Botulism is covered in the neurology section due to its dramatic neurologic sequelae. Botulism is toxin mediated and adults can acquire the condition via infected food or an infected wound. The disease is extremely rare with only reports of roughly 23 cases of food borne botulism per year. Food borne botulism is associated with a low pH, low salt, low sugar environment often seen with home canning. Wound botulism is often associated with injection drug users, especially black tar heroin tissue injection. The disease progresses throughout the entire body eventually affecting all the skeletal muscles including the diaphragm.

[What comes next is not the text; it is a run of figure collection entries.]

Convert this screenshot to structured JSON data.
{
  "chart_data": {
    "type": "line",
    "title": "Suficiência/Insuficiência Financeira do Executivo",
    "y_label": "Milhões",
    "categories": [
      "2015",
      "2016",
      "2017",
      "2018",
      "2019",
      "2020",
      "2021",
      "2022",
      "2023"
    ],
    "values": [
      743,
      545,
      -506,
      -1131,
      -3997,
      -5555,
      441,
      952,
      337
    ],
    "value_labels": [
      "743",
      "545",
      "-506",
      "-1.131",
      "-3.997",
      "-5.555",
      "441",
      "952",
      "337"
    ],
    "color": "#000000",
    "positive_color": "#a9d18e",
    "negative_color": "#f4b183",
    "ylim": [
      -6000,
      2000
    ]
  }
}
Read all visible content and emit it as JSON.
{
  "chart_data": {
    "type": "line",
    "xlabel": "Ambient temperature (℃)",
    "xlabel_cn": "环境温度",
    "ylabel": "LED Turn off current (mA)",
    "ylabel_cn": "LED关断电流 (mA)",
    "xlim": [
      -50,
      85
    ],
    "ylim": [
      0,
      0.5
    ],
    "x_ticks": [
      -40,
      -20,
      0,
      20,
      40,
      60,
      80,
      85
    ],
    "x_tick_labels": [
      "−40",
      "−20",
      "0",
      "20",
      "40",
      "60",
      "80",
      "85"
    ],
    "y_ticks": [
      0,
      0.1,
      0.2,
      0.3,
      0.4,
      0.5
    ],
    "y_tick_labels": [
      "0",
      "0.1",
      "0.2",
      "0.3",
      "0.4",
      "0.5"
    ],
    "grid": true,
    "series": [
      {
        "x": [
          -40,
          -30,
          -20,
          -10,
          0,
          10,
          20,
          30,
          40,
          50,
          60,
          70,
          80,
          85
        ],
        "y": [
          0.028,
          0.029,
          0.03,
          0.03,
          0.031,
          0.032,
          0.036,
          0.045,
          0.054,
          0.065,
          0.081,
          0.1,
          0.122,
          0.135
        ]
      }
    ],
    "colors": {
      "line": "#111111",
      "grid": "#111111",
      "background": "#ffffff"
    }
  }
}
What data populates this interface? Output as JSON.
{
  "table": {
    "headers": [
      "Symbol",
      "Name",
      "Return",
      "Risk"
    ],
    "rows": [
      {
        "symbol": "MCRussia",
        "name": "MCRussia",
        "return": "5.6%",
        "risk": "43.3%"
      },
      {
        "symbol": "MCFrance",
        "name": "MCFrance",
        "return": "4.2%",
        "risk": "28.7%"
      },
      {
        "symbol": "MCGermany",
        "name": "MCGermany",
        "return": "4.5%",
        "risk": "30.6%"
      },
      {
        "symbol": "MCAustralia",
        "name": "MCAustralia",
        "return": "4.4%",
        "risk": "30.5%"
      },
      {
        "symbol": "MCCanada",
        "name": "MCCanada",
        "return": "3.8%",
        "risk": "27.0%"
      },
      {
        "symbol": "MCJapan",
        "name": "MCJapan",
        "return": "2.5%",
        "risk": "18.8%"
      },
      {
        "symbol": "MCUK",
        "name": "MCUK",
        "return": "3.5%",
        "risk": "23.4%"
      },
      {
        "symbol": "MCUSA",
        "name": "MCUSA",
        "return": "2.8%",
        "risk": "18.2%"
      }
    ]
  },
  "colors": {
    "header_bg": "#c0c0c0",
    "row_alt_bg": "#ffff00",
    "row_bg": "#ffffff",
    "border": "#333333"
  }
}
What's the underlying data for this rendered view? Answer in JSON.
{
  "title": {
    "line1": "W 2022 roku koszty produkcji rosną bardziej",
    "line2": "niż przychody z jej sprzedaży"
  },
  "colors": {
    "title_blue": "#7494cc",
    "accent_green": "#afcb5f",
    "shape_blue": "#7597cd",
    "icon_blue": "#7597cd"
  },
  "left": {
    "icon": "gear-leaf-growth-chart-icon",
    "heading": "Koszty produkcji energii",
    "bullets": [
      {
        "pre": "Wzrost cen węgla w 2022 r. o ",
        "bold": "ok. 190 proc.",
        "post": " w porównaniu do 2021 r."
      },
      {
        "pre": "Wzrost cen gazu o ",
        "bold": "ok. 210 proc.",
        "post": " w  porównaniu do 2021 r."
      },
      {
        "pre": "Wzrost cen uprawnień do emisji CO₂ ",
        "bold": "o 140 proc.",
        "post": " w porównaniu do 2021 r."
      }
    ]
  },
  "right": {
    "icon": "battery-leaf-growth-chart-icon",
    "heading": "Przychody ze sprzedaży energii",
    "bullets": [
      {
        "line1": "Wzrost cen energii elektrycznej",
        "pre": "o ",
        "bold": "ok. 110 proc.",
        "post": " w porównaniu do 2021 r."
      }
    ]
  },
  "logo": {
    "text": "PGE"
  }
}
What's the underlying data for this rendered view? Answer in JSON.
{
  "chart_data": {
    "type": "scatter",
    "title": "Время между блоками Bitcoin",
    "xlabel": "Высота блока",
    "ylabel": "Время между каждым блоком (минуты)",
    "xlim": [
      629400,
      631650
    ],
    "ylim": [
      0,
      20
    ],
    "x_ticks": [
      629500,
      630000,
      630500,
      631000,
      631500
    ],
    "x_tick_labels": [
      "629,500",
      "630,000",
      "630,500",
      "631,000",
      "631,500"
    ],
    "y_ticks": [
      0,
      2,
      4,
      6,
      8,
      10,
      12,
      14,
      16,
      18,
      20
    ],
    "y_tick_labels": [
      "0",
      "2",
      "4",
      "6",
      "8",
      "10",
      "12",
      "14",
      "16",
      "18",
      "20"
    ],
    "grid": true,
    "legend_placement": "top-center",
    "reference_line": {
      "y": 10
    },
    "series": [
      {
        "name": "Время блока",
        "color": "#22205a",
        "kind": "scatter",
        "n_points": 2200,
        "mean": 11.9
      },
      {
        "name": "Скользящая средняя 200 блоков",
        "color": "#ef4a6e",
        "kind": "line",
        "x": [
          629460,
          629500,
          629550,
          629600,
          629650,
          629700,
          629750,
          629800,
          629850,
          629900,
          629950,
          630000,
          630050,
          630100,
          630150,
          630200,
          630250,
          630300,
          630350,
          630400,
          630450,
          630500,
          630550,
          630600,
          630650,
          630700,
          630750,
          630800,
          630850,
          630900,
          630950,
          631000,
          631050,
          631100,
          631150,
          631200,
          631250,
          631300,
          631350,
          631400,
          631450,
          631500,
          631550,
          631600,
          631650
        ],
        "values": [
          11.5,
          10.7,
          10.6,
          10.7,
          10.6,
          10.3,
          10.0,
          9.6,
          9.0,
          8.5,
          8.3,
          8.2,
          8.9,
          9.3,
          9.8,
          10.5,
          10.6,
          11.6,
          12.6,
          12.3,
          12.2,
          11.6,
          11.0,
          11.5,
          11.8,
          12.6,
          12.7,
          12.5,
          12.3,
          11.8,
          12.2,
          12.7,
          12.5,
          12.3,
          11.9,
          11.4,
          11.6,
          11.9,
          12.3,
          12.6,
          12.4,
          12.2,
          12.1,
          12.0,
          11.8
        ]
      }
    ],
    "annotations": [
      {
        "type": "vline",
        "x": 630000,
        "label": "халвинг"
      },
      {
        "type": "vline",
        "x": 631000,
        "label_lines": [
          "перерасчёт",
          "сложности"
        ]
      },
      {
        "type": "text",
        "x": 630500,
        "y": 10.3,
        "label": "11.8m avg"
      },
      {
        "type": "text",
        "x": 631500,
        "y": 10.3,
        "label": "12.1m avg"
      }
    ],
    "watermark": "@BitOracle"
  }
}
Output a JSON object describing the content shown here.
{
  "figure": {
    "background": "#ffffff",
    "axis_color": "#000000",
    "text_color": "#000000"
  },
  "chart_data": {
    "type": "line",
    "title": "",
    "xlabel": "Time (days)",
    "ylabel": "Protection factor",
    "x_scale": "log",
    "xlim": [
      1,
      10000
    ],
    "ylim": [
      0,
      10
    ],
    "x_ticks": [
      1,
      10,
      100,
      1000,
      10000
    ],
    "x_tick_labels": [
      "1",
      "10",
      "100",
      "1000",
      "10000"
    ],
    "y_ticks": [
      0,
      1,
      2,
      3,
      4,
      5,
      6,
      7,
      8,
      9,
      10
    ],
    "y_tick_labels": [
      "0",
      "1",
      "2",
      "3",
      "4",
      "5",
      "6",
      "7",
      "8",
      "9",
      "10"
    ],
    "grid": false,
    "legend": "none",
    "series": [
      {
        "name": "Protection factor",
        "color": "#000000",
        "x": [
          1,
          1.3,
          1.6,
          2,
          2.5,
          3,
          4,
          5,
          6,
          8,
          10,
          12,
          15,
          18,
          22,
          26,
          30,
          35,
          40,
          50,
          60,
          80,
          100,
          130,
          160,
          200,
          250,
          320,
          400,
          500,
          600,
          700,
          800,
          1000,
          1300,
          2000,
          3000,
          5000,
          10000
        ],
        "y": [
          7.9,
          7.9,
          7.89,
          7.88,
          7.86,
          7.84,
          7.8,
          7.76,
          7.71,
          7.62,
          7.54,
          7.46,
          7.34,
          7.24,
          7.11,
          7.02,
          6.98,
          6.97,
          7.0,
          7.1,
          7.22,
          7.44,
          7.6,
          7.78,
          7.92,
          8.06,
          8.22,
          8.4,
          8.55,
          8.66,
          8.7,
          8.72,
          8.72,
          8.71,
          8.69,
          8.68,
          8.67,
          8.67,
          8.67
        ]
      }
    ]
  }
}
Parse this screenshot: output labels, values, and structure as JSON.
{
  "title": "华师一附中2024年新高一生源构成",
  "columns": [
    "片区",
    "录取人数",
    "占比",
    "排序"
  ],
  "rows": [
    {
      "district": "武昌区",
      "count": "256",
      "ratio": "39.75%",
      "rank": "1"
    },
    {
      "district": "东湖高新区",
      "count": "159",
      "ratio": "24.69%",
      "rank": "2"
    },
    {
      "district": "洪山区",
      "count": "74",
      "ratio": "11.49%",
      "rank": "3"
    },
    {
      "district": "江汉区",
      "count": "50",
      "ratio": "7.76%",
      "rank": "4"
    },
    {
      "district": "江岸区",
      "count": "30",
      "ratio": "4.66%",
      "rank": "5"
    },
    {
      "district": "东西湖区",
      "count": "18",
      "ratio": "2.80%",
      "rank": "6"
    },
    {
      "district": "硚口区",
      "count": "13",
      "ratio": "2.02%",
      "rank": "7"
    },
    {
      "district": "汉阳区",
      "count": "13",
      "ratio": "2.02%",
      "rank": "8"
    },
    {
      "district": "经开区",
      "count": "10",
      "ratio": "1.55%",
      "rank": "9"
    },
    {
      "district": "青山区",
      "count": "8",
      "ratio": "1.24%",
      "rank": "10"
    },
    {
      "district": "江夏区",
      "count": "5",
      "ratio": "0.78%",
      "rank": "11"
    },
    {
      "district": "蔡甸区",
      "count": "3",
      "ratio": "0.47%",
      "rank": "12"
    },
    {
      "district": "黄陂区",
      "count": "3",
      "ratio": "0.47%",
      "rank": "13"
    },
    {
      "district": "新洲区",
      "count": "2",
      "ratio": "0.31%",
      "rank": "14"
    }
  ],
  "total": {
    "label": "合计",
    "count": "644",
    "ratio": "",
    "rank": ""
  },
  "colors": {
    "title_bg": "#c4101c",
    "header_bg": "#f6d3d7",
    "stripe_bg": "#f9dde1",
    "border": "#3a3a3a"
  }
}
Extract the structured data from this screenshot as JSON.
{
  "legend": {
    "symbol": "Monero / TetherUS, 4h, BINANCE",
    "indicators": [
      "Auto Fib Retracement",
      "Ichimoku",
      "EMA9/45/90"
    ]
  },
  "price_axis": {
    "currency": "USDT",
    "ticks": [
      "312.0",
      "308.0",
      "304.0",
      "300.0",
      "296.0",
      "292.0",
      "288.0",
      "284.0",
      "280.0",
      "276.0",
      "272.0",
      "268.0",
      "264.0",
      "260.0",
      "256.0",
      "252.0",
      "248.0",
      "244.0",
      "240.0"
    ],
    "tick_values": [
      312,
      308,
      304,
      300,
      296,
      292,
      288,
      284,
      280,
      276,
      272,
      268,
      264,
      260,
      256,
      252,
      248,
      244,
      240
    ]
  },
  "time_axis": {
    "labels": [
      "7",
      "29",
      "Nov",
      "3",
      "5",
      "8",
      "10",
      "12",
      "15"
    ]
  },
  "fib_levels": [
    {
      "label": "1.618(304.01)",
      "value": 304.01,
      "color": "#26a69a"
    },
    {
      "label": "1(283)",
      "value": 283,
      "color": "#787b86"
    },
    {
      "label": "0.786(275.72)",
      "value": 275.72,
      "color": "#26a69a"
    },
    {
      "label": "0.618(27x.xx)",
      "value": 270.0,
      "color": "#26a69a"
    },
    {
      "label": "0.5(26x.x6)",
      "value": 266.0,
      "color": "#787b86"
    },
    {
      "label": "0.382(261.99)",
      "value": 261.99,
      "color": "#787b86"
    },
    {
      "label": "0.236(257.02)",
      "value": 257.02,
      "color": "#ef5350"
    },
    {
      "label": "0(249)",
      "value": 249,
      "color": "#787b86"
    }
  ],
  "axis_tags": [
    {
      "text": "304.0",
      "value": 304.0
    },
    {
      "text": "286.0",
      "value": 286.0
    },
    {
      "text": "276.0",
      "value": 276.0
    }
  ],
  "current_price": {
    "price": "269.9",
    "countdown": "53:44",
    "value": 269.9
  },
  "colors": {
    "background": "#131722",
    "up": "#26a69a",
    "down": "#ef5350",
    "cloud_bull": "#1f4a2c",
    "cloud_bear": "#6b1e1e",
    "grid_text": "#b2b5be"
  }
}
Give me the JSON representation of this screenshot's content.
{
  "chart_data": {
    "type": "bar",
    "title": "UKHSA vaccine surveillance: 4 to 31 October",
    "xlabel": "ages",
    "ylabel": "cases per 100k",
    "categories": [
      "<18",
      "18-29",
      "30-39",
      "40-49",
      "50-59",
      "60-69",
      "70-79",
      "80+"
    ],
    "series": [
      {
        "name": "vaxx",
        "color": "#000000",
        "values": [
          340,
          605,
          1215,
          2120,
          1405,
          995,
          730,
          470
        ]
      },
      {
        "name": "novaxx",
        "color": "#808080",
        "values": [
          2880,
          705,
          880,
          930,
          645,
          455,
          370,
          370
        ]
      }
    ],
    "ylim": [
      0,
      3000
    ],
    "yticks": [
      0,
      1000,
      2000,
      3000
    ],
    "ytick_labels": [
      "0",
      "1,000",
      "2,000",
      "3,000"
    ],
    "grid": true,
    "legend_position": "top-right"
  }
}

The result is asphyxiation and death.

14.2 History

A history of home canning or injection drug use may be reported. In foodborne botulism, abdominal pain, nausea, and vomiting may be reported 12–72 h after food ingestion. Double vision is reported. Dysphagia, dysphonia, and slurred speech are common termed bulbar symptoms. Altered mental status is not reported as the toxin does not cross the blood–brain barrier.

14.3 Exam

Multiple cranial nerves are affected therefore isolated palsies are often not seen. Cranial nerve palsies are symmetrical causing bilateral ptosis and bilateral pupillary dilation. The patient may be slurring words. Weakness of muscles can be reported in any combination throughout the body.

Key Points

  • Botulism is an extremely rare toxin mediated condition characterized by multiple symmetrical cranial nerve palsies with dilation of the pupils. The toxin can be generated by clostridium found in canned goods or infected wounds.

  • The diagnosis is clinical, and the Centers for Disease Control and Prevention (CDC) has a 24-h hotline for consultations in suspected cases.